写真:: Ronny Hartmann / AFP via Getty Images
ザクセンリンクで行なわれたMotoGP第11戦ドイツGPは、転倒者が続出するという波乱のレースとなった。完走したのはわずか10台であり、世界選手権500ccクラスからMotoGPに改称されて以降では最少の台数となった。
ロードレース世界選手権が“MotoGP”と呼ばれるようになったのは2002年から。そして2011年のオーストラリアGPでは完走台数10台という最少記録が生まれたが、今回のドイツGPはそれと並ぶ完走の少なさであった。
ただ完走率という点で言えば違いがある。2011年のオーストラリアGPでは17人のライダーがエントリーしたものの、ホルへ・ロレンソら3人がレースウィーク中のアクシデントで決勝出走を見送っており、スタートを迎えたのは14台しかいなかった。対して2025年のドイツGPも3人が欠場したが、それでも18台がスタートしていた。
とはいえ、18台のスタートというのは今シーズンMotoGPにエントリーしている台数を考えると非常に少なく、今季最少のグリッド台数であった。
トレーニング中に負傷したソムキアット・チャントラ(ホンダLCR)と盲腸の手術を受けることになったエネア・バスティアニーニ(KTMテック3)は、レースウィーク前に欠場が決定。さらにマーベリック・ビニャーレス(KTMテック3)は予選、フランコ・モルビデリ(VR46)はスプリントでの転倒で共に左肩を負傷し、決勝のグリッドに並ぶことができなかった。
またMotoGP改称前の世界選手権最高峰クラスに遡ると、これよりも完走台数が少ない例がいくつか存在する。
例えば1974年の西ドイツGPは、難攻不落の超ロングコースとして知られるニュルブルクリンク・ノルドシュライフェで開催され、出走台数7台、完走4台であった。コース全長が長いだけに、観客にとってはほとんどの時間でバイクが目の前を通過しない沈黙の多いレースと言えた。ちなみにこのレースで優勝したのは、ヤマハを駆るエドムント・ツィハークだった。

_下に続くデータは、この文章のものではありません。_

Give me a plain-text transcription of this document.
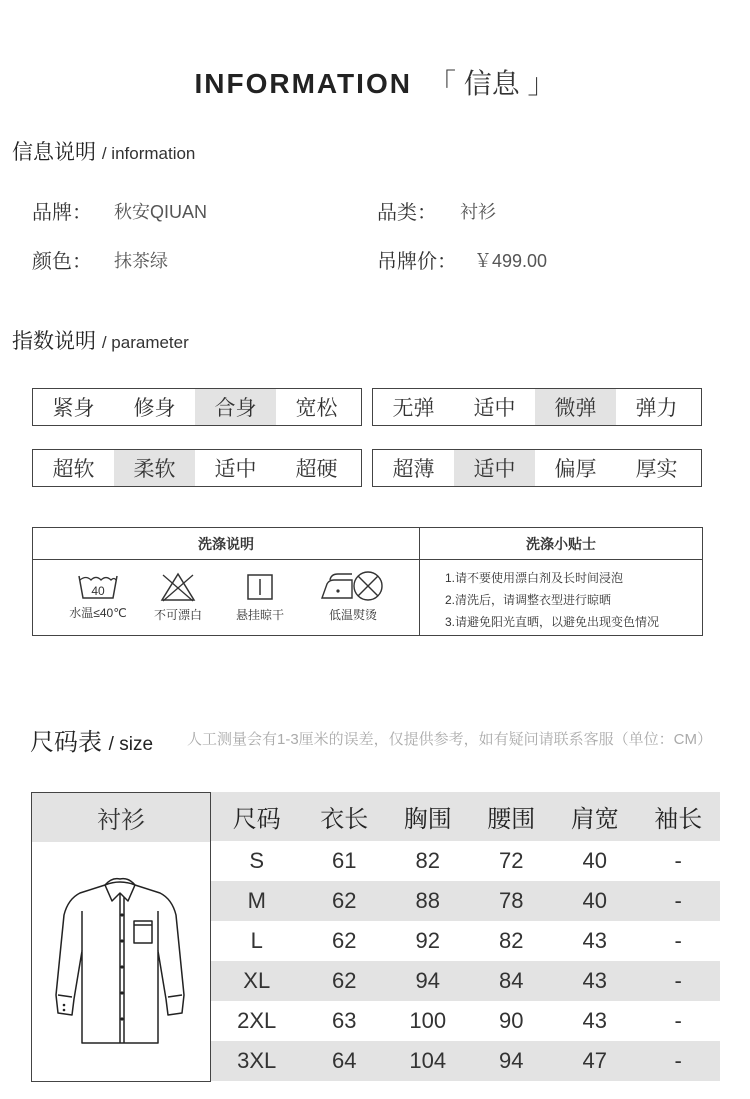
INFORMATION 「 信息 」
信息说明 / information
品牌： 秋安QIUAN	品类： 衬衫
颜色： 抹茶绿	吊牌价： ￥499.00
指数说明 / parameter
紧身	修身	合身	宽松	无弹	适中	微弹	弹力
超软	柔软	适中	超硬	超薄	适中	偏厚	厚实
洗涤说明	洗涤小贴士
40
水温≤40℃ 不可漂白	悬挂晾干	低温熨烫
1.请不要使用漂白剂及长时间浸泡
2.清洗后，请调整衣型进行晾晒
3.请避免阳光直晒，以避免出现变色情况
尺码表 / size 人工测量会有1-3厘米的误差，仅提供参考，如有疑问请联系客服（单位：CM）
衬衫	尺码	衣长	胸围	腰围	肩宽	袖长
S	61	82	72	40	-
M	62	88	78	40	-
L	62	92	82	43	-
XL	62	94	84	43	-
2XL	63	100	90	43	-
3XL	64	104	94	47	-
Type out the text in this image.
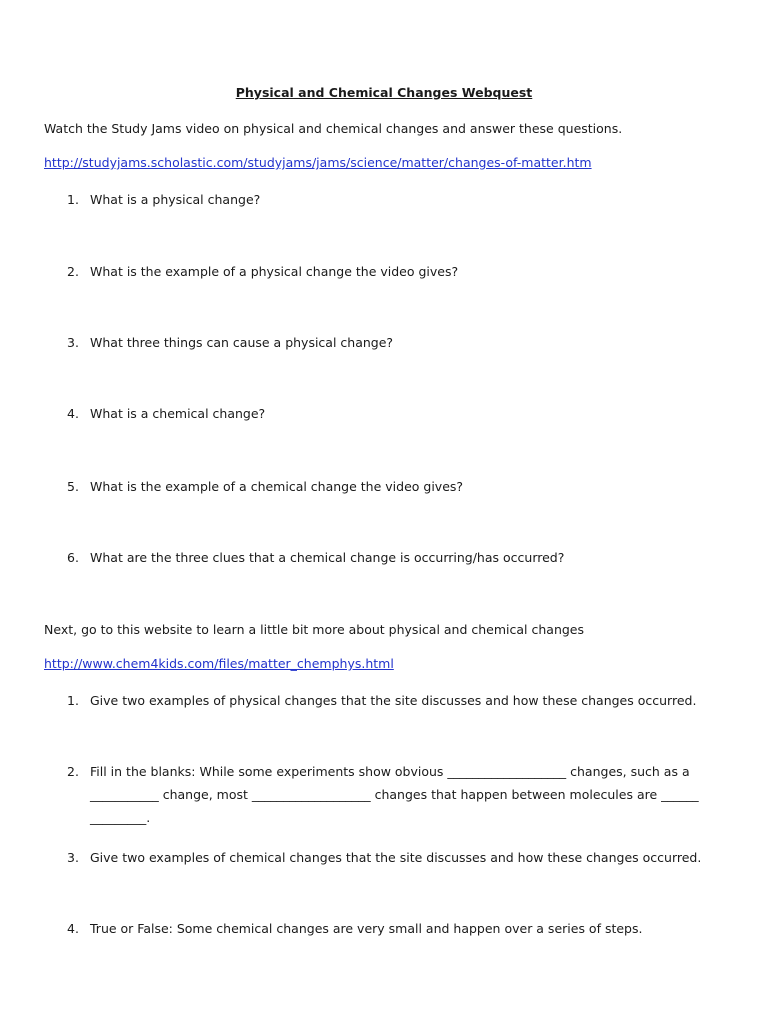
Physical and Chemical Changes Webquest
Watch the Study Jams video on physical and chemical changes and answer these questions.
http://studyjams.scholastic.com/studyjams/jams/science/matter/changes-of-matter.htm
1. What is a physical change?
2. What is the example of a physical change the video gives?
3. What three things can cause a physical change?
4. What is a chemical change?
5. What is the example of a chemical change the video gives?
6. What are the three clues that a chemical change is occurring/has occurred?
Next, go to this website to learn a little bit more about physical and chemical changes
http://www.chem4kids.com/files/matter_chemphys.html
1. Give two examples of physical changes that the site discusses and how these changes occurred.
2. Fill in the blanks: While some experiments show obvious ___________________ changes, such as a ___________ change, most ___________________ changes that happen between molecules are ______ _________.
3. Give two examples of chemical changes that the site discusses and how these changes occurred.
4. True or False: Some chemical changes are very small and happen over a series of steps.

今年のドイツGPで8台がリタイアするに至った数々のアクシデントの大半は、レース後半、悪名高いターン1に集中した。KTMのペドロ・アコスタやプラマックのミゲル・オリベイラはレース序盤に他の場所で転倒しているが、それからは多くのライダーがターン1のグラベルに吸い込まれていった。
多重クラッシュが起きたことも、完走者数の減少に拍車をかけた。トラックハウスの小椋藍はターン1旋回中に転倒し、そのアウト側にいたジョアン・ミル(ホンダ)を巻き込む形になってしまった。